Do you have
a question for AGSA? Do not hesitate to ask any questions you might
have about genetic conditions. The request for information
page is also available for your questions. The questions below are
asked frequently by many people.
Further information
can be obtained from AGSA.
Q: Am I the only
one?
A: No. And it
is not your fault.
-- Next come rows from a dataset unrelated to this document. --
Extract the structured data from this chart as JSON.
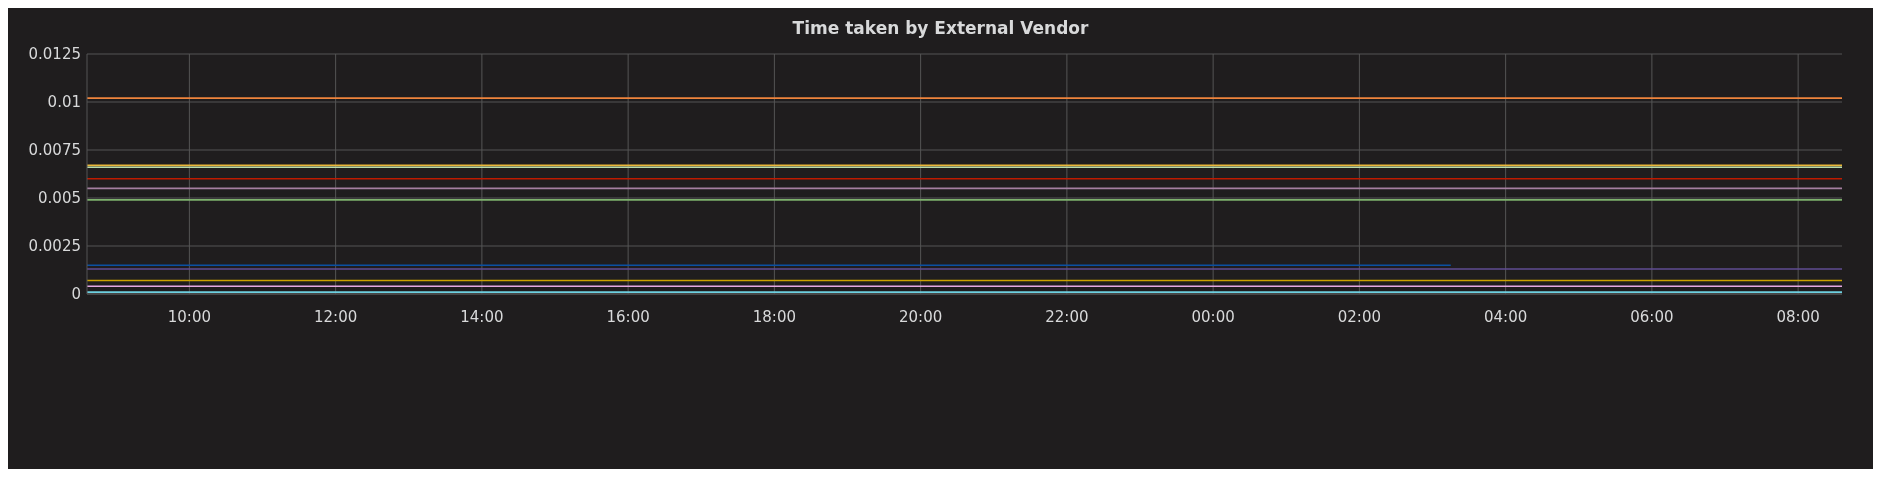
{
  "chart_data": {
    "type": "line",
    "title": "Time taken by External Vendor",
    "xlim": [
      "2000-01-01T08:36",
      "2000-01-02T08:36"
    ],
    "ylim": [
      0,
      0.0125
    ],
    "xticks": [
      {
        "value": "2000-01-01T10:00",
        "label": "10:00"
      },
      {
        "value": "2000-01-01T12:00",
        "label": "12:00"
      },
      {
        "value": "2000-01-01T14:00",
        "label": "14:00"
      },
      {
        "value": "2000-01-01T16:00",
        "label": "16:00"
      },
      {
        "value": "2000-01-01T18:00",
        "label": "18:00"
      },
      {
        "value": "2000-01-01T20:00",
        "label": "20:00"
      },
      {
        "value": "2000-01-01T22:00",
        "label": "22:00"
      },
      {
        "value": "2000-01-02T00:00",
        "label": "00:00"
      },
      {
        "value": "2000-01-02T02:00",
        "label": "02:00"
      },
      {
        "value": "2000-01-02T04:00",
        "label": "04:00"
      },
      {
        "value": "2000-01-02T06:00",
        "label": "06:00"
      },
      {
        "value": "2000-01-02T08:00",
        "label": "08:00"
      }
    ],
    "yticks": [
      0,
      0.0025,
      0.005,
      0.0075,
      0.01,
      0.0125
    ],
    "grid": true,
    "series": [
      {
        "color": "#ef843c",
        "x": [
          "2000-01-01T08:36",
          "2000-01-02T08:36"
        ],
        "values": [
          0.0102,
          0.0102
        ]
      },
      {
        "color": "#eab839",
        "x": [
          "2000-01-01T08:36",
          "2000-01-02T08:36"
        ],
        "values": [
          0.0067,
          0.0067
        ]
      },
      {
        "color": "#b7dbab",
        "x": [
          "2000-01-01T08:36",
          "2000-01-02T08:36"
        ],
        "values": [
          0.0066,
          0.0066
        ]
      },
      {
        "color": "#bf1b00",
        "x": [
          "2000-01-01T08:36",
          "2000-01-02T08:36"
        ],
        "values": [
          0.006,
          0.006
        ]
      },
      {
        "color": "#a47fa0",
        "x": [
          "2000-01-01T08:36",
          "2000-01-02T08:36"
        ],
        "values": [
          0.0055,
          0.0055
        ]
      },
      {
        "color": "#7eb26d",
        "x": [
          "2000-01-01T08:36",
          "2000-01-02T08:36"
        ],
        "values": [
          0.0049,
          0.0049
        ]
      },
      {
        "color": "#614d93",
        "x": [
          "2000-01-01T08:36",
          "2000-01-02T08:36"
        ],
        "values": [
          0.0013,
          0.0013
        ]
      },
      {
        "color": "#0a50a1",
        "x": [
          "2000-01-01T08:36",
          "2000-01-02T03:15"
        ],
        "values": [
          0.0015,
          0.0015
        ]
      },
      {
        "color": "#cca300",
        "x": [
          "2000-01-01T08:36",
          "2000-01-02T08:36"
        ],
        "values": [
          0.0007,
          0.0007
        ]
      },
      {
        "color": "#e5a8e2",
        "x": [
          "2000-01-01T08:36",
          "2000-01-02T08:36"
        ],
        "values": [
          0.0004,
          0.0004
        ]
      },
      {
        "color": "#6ed0e0",
        "x": [
          "2000-01-01T08:36",
          "2000-01-02T08:36"
        ],
        "values": [
          0.0001,
          0.0001
        ]
      }
    ]
  }
}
A genetic disorder does not discriminate
Q: Is it Ok to
feel upset?
A: Yes, it is.
AGSA has support groups for people who are having difficulty.
Q: Who else can
I talk to?
A: AGSA offers
a networking service where families of people suffering similar conditions
can get in touch with each other.
Q: What other
information is there?
A: If you become
a member of AGSA you will receive monthly newsletters, with details about
upcoming events.
Q: What is the
usual reaction of parents when they find out their child has a genetic
condition?
A: Grief reaction
to disability : Shock, Panic - fight or flight "Let me out of here",
Disbelief, Denial, Confusion, Despair, Anger, Depression and anger,
Guilt and /or blame, Gradual reality, Resolution
Q: What do support
groups do?
A: They provide
contact with somebody who will listen and understand, Provide up to data
medical information, Provide helpful tips from other parents or affected
individuals, create awareness and early diagnosis, and just when you feel
you are in a rut provide motivation.